Son nom : Takuba. Traduction : Sabre en tamashek. C'est l'intitulé de l'unité de forces spéciales sahéliennes et européennes que la France déploie à compter de ce mercredi au Sahel. Une centaine de militaires estoniens et français sont chargés d'épauler les forces locales et les militaires de l'opération Barkhane, lancée en 2014 pour faire reculer les groupes djihadistes dans cette bande de territoire qui traverse, entre autres, le Mali, le Burkina Faso, le Niger ou encore le Tchad.

Quels moyens ?

Dans un entretien au quotidien La Croix, Florence Parly précise que "la Task Force Takuba (sera) constituée d'unités mixtes sahéliennes et européennes qui iront ensemble au combat".

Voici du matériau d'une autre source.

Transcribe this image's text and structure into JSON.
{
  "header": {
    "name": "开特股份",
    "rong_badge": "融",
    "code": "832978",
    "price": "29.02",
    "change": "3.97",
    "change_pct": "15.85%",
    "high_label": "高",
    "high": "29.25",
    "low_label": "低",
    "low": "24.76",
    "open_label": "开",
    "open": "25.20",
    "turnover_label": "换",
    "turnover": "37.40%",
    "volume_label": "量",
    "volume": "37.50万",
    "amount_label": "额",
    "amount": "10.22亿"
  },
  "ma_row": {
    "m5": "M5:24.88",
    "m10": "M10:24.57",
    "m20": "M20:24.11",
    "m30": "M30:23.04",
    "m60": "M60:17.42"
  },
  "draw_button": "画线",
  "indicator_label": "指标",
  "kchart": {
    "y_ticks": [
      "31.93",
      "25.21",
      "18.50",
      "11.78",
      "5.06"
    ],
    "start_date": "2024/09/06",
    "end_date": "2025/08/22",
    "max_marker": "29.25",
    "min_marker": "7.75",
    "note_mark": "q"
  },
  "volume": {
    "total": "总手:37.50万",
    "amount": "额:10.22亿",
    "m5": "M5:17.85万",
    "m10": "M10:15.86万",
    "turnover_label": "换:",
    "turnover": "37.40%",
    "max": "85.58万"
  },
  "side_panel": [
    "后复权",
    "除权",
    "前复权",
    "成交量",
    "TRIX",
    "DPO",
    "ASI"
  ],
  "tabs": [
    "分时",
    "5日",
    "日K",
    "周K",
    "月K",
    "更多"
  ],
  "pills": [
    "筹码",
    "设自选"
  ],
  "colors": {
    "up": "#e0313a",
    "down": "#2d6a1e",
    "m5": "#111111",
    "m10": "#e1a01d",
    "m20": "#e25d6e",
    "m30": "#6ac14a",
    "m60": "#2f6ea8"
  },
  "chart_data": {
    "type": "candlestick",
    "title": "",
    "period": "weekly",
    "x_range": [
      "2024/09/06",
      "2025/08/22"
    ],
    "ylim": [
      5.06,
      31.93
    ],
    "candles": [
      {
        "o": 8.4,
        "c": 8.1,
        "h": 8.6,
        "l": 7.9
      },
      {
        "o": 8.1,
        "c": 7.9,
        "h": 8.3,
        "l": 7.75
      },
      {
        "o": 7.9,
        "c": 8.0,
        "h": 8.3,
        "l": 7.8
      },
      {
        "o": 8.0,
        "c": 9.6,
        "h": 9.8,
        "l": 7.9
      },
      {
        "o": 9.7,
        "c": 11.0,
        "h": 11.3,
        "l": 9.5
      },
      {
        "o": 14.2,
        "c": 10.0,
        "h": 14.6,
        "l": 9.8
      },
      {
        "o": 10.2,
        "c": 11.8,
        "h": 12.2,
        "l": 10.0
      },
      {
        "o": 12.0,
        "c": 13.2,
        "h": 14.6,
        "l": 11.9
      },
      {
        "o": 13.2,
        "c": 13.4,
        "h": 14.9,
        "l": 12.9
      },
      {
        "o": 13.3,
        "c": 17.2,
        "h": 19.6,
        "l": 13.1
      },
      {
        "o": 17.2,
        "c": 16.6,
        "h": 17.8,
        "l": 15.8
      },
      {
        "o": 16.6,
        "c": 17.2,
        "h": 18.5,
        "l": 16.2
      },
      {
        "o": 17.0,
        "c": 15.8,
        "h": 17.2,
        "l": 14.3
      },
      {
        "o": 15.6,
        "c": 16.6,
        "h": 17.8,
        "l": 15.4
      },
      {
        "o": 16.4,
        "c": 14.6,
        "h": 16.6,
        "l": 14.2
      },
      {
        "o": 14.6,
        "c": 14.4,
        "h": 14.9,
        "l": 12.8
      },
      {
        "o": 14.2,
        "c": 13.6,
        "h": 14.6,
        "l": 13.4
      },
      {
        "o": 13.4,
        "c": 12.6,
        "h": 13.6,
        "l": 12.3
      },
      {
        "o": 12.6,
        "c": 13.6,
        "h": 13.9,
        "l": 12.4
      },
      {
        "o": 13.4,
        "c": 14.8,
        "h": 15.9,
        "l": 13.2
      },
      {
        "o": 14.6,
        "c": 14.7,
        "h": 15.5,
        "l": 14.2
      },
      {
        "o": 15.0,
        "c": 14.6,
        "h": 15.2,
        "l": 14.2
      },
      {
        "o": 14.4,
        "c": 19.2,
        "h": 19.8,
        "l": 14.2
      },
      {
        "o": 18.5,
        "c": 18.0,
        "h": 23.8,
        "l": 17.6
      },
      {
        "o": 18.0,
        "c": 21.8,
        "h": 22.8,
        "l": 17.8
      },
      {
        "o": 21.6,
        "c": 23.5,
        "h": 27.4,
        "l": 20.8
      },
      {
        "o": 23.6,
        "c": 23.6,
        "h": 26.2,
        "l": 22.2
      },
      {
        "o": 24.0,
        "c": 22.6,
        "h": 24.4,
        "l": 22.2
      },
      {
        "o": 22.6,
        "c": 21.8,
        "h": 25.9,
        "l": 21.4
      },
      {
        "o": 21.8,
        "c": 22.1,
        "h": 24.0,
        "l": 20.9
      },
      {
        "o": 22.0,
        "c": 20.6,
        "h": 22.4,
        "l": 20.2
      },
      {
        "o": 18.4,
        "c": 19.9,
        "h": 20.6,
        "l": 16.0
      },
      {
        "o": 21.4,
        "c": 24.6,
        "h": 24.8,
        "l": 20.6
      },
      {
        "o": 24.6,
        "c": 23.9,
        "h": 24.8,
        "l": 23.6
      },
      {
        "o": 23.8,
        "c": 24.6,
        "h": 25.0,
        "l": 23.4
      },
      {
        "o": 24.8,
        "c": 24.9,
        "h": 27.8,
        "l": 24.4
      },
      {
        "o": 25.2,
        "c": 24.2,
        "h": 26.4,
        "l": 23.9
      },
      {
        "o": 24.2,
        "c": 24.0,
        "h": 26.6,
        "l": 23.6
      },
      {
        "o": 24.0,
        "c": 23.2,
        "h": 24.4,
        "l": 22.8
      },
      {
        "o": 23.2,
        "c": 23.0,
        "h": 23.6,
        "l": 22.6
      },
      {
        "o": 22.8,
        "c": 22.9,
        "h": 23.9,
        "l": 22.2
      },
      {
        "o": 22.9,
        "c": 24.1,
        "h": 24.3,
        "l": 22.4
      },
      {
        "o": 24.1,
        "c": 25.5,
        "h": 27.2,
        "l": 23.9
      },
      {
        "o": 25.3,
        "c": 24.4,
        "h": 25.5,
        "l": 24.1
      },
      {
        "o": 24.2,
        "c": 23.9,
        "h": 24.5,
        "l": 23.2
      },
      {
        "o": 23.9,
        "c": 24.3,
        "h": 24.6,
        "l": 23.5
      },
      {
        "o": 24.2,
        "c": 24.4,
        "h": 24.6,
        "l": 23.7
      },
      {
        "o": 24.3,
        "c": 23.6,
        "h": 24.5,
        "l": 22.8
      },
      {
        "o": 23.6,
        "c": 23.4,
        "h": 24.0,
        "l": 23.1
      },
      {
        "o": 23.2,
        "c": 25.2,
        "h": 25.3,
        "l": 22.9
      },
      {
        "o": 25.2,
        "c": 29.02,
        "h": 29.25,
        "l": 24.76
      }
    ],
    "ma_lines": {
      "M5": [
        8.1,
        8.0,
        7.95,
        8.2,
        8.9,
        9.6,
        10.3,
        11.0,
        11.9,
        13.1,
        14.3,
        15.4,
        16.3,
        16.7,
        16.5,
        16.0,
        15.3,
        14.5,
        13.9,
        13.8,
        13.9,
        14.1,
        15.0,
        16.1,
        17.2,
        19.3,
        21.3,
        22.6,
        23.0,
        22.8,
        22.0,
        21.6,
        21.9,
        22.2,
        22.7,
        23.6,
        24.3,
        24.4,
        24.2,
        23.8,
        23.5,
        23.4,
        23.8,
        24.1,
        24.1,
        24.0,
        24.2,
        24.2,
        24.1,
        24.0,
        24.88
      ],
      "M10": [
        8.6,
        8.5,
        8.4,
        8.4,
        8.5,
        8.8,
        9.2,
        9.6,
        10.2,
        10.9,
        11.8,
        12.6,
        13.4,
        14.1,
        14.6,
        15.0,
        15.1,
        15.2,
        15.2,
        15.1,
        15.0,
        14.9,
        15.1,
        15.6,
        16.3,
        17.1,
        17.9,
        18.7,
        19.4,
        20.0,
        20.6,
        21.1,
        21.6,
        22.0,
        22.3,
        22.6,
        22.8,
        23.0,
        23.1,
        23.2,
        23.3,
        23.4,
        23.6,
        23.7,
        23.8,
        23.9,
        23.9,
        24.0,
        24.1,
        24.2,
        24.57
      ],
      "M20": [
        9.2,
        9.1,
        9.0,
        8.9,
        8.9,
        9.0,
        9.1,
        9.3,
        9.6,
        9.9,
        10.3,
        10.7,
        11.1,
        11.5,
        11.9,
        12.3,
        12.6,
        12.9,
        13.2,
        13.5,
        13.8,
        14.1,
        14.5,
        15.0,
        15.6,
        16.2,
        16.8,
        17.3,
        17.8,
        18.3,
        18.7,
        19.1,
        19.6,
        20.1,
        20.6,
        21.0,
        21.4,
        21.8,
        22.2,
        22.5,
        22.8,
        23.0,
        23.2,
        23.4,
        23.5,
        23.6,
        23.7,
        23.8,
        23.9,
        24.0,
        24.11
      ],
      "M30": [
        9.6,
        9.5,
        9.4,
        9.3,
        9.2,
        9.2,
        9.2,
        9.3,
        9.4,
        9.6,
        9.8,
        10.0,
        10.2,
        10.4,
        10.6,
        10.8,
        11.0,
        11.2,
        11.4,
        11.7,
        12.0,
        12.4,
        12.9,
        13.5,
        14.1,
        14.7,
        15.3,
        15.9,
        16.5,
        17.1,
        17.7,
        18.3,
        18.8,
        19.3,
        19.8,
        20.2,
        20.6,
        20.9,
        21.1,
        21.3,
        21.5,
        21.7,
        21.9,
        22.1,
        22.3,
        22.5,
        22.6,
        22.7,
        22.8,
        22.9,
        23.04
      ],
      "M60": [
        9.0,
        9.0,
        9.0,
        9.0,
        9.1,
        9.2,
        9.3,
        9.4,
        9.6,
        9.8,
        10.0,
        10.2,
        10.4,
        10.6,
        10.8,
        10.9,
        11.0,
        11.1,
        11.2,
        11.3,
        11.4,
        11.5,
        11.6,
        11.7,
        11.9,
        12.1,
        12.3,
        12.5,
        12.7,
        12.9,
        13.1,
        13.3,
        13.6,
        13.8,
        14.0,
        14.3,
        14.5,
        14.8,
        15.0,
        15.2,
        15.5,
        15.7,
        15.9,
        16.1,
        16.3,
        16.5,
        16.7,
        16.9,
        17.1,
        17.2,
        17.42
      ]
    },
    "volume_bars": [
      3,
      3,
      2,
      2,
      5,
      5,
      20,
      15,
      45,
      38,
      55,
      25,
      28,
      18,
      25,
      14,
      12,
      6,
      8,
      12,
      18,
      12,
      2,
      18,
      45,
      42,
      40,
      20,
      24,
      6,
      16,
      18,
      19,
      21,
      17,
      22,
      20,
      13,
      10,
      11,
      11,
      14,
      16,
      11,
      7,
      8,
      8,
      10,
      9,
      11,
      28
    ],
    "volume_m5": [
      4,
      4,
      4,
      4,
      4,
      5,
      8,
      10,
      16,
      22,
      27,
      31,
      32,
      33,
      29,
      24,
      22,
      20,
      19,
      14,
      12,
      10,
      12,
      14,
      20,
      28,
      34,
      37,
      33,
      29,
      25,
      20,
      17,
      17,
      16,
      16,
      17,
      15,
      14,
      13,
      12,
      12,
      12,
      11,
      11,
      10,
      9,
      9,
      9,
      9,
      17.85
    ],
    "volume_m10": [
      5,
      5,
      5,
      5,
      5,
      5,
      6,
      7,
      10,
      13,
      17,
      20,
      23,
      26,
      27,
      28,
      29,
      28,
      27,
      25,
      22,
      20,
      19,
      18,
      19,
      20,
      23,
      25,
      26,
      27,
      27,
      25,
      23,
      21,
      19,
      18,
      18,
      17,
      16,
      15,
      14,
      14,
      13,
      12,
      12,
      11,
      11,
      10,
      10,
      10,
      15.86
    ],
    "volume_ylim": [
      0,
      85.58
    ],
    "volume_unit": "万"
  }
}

Cette nouvelle mission devrait en principe monter en charge. Les Estoniens et les Français doivent être rejoints à l'automne par un contingent tchèque d'une soixantaine d'hommes, avant l'arrivée début 2021 de 150 militaires suédois.

Pourtant, en mars, la Belgique, le Danemark, la Norvège, les Pays-Bas, le Portugal, s'étaient également engagés à y participer et l'opération avait également reçue le soutien politique de l’Allemagne, du Royaume-Uni et de la Suède. L'Italie souhaiterait également rejoindre la force, selon la ministre française des armées Florence Parly.

Quel objectif ?

Si la présence de la France n'a pas vocation à être éternelle, l'heure du départ n'a donc pas encore sonné. Selon l'ONU, les violences djihadistes, mêlées aux conflits intercommunautaires, ont fait 5 fois plus de morts l'an dernier au Mali, au Niger et au Burkina Faso, comparé à 2016.

Si l'image de la France auprès des populations locales n'est pas toujours bonne, le ministère des armées vante des succès militaires.

Le groupe terroriste Etat islamique au grand Sahara a subi de lourdes pertes. En juin, les forces spéciales aiguillées par un drone américain, ont tué le leader d'Al-Qaïda au Maghreb islamique. Mais ces victoires tactiques ne suffisent pas pour l'heure à sortir durablement la région de l'ornière. Et les armées locales, sous-équipées, sont encore loin d'être autonomes.